MCA: São sucursais, a ASF não as supervisiona. Mas nem todas as empresas têm dimensão para gerir sistemas de informação. Por isso temos normas para regular essas subcontratações. O que não pode ser passado para outusourcing é a estratégia do negócio ou dos sistemas de informação, as seguradoras têm de ter competências para gerir as suas estratégias.

Quem supervisiona as sucursais e como podemos estar certo da sua solvabilidade

MCA: A supervisão Prudencial pertence às autoridades da sede da casa-mãe. Existe um regime europeu de Solvência II e a sua aplicação é igual em todos os estados membros, seguradora e seguradora. Do ponto de vista institucional está tratado e bem tratado.
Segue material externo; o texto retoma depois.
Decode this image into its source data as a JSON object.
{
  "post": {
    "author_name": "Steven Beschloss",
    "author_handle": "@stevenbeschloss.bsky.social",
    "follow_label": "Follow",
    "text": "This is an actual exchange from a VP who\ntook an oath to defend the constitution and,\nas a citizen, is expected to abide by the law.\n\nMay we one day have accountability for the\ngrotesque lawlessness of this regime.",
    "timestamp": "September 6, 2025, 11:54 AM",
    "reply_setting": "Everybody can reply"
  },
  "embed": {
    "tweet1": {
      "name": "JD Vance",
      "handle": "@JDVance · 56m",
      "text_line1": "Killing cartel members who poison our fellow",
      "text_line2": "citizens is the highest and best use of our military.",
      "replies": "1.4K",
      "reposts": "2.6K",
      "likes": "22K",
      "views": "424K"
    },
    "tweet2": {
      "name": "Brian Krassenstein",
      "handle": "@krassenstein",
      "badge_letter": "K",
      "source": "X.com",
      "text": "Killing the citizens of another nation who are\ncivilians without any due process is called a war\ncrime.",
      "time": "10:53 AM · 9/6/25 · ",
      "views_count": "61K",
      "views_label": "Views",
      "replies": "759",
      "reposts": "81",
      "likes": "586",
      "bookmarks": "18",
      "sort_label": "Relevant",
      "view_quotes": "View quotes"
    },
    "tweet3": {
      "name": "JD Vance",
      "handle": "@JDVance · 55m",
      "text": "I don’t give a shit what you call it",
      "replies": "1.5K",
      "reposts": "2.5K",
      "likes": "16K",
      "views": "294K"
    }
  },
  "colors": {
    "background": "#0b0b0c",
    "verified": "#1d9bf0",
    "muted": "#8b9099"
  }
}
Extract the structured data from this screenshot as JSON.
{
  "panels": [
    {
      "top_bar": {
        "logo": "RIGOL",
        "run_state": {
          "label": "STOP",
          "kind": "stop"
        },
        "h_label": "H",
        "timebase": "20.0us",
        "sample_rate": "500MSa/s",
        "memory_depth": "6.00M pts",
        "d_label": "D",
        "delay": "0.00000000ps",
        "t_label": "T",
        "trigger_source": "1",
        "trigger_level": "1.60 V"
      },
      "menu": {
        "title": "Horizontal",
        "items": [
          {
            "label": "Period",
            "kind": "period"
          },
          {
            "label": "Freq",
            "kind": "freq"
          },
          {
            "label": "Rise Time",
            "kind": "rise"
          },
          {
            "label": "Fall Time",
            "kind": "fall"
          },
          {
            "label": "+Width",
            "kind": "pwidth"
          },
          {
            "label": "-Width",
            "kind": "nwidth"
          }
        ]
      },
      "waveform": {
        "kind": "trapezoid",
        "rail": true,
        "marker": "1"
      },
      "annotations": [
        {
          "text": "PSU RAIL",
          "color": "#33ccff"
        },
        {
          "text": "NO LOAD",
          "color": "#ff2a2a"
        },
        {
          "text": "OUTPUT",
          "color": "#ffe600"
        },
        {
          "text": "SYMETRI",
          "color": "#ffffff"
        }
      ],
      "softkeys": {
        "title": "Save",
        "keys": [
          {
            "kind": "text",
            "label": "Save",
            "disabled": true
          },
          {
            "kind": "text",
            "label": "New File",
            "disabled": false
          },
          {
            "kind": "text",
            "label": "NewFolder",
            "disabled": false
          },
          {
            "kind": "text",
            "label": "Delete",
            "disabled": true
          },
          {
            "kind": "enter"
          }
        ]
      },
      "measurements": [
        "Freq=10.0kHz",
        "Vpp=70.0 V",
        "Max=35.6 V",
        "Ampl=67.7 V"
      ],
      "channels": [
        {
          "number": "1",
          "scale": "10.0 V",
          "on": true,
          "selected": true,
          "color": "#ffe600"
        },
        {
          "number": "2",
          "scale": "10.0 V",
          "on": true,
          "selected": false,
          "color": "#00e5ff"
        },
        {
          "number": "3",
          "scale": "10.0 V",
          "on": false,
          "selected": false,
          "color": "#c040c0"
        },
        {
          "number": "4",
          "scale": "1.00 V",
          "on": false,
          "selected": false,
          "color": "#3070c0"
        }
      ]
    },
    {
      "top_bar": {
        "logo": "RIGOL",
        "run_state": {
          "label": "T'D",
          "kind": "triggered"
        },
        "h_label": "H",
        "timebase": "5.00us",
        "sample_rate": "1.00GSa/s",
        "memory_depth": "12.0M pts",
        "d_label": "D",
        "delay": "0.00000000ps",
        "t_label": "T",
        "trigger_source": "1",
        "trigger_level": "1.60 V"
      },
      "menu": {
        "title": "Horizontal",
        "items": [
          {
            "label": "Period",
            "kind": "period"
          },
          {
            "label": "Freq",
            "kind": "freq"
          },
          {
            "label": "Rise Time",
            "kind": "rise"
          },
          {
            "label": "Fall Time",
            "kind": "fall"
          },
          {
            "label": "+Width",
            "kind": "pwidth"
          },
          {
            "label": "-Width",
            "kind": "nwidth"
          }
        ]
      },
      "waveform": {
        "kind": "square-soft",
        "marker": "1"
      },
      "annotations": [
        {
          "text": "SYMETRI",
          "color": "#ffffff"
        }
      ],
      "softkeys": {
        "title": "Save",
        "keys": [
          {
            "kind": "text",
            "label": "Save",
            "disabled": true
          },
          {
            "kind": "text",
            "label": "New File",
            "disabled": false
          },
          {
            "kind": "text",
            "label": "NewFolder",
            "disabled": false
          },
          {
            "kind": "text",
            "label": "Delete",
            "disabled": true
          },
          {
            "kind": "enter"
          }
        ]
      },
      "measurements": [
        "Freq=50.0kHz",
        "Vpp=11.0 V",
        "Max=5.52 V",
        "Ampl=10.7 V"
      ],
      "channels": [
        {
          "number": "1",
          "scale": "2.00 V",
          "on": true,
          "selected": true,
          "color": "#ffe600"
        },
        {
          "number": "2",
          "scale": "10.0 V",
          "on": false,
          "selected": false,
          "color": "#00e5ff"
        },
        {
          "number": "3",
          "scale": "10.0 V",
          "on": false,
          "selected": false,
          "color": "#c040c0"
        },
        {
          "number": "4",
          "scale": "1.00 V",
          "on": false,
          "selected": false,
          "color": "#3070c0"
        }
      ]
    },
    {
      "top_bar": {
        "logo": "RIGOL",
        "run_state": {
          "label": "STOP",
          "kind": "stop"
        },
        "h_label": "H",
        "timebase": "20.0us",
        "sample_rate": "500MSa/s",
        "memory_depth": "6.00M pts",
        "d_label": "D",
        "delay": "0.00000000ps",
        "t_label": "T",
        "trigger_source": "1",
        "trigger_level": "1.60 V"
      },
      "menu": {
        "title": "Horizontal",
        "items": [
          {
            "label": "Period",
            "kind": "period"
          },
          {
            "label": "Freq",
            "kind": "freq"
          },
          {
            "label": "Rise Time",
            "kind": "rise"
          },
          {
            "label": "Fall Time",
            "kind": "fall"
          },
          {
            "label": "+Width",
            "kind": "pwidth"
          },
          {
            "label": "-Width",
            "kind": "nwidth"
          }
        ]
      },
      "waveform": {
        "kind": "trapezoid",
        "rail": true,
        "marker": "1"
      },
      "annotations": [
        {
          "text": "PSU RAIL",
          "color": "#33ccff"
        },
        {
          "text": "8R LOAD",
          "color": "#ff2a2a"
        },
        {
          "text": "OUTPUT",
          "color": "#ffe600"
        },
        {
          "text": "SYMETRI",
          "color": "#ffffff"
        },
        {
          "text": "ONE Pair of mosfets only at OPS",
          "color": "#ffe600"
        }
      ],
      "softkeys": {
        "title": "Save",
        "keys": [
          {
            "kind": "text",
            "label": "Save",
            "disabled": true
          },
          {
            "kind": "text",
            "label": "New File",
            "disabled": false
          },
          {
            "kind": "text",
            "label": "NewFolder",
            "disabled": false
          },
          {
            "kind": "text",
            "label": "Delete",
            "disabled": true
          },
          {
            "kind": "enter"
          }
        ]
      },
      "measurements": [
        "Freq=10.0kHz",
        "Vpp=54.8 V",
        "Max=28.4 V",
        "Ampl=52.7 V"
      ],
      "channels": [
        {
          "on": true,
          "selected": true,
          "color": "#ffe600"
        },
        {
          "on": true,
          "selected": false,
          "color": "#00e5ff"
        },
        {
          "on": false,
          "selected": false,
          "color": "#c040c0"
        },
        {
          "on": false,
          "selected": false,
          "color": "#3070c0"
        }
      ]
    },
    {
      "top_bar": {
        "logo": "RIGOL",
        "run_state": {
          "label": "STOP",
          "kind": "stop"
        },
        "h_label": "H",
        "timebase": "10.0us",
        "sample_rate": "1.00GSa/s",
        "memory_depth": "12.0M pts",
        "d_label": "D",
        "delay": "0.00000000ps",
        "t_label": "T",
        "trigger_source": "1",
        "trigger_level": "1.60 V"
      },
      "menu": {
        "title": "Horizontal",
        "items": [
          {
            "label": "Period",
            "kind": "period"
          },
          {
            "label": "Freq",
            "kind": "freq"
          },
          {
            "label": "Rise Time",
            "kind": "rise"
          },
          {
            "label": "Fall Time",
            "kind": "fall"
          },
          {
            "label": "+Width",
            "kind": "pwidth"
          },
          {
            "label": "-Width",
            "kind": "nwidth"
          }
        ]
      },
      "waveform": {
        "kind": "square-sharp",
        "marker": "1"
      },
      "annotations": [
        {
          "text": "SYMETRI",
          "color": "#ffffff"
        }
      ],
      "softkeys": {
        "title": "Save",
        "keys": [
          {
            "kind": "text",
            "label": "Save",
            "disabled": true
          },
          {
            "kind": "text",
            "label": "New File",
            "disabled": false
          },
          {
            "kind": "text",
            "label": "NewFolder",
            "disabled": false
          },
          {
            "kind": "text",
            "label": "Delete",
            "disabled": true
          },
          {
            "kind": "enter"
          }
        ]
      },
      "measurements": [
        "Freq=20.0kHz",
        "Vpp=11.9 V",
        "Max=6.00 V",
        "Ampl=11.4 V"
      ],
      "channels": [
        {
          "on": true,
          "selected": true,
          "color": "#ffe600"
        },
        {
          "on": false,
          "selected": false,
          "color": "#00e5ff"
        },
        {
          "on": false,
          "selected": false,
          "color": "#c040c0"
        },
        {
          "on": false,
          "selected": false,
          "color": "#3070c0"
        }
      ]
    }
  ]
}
Temos 23% de população idosa e esse rácio a piorar. Como acautelar essas despesas de saúde e menor contributo do Estado

MCA: As taxas de substituição (diferença entre o último salário e a primeira pensão) estão a piorar e são precisas medidas para compensar isso. A taxa de poupança em Portugal é de 9,3% na zona Euro 17%, mas compra habitação é uma poupança. Um instrumento que está a ter interesse em estudar é o reverse mortgage, é uma atividade de seguros e substituir esse património imobiliário por uma renda vitalícia ao proprietário.

O PEPP pode ser uma oportunidade. Não pode ser como o PPR, precisamos de um produto de longo prazo para a reforma, mas não se pode desmobilizar sem desemprego longa duração e ou doença grave. Está a ser feita a regulamentação.

A gestão do FEFSS (Fundo de Equilibrio Financeiro da Segurança Social) parece calamitosa. Mais de metade do fundo está em dívida pública portuguesa e 22% está investido em ações. O fundo tem risco e está mais a financiar o estado do que a sustentar pensões.

MCA: Não supervisionamos o FEFSS. Pela minha experiência deve ter uma gestão de risco adequada à que financia. Deve ter uma gestão para o longo prazo, não pode ser qualquer carteira. Tem de adquirir ativos para o longo prazo.

O evento terminou com o compromisso de reenvio à COF por parte da ASF de documentos mencionados durante a audição.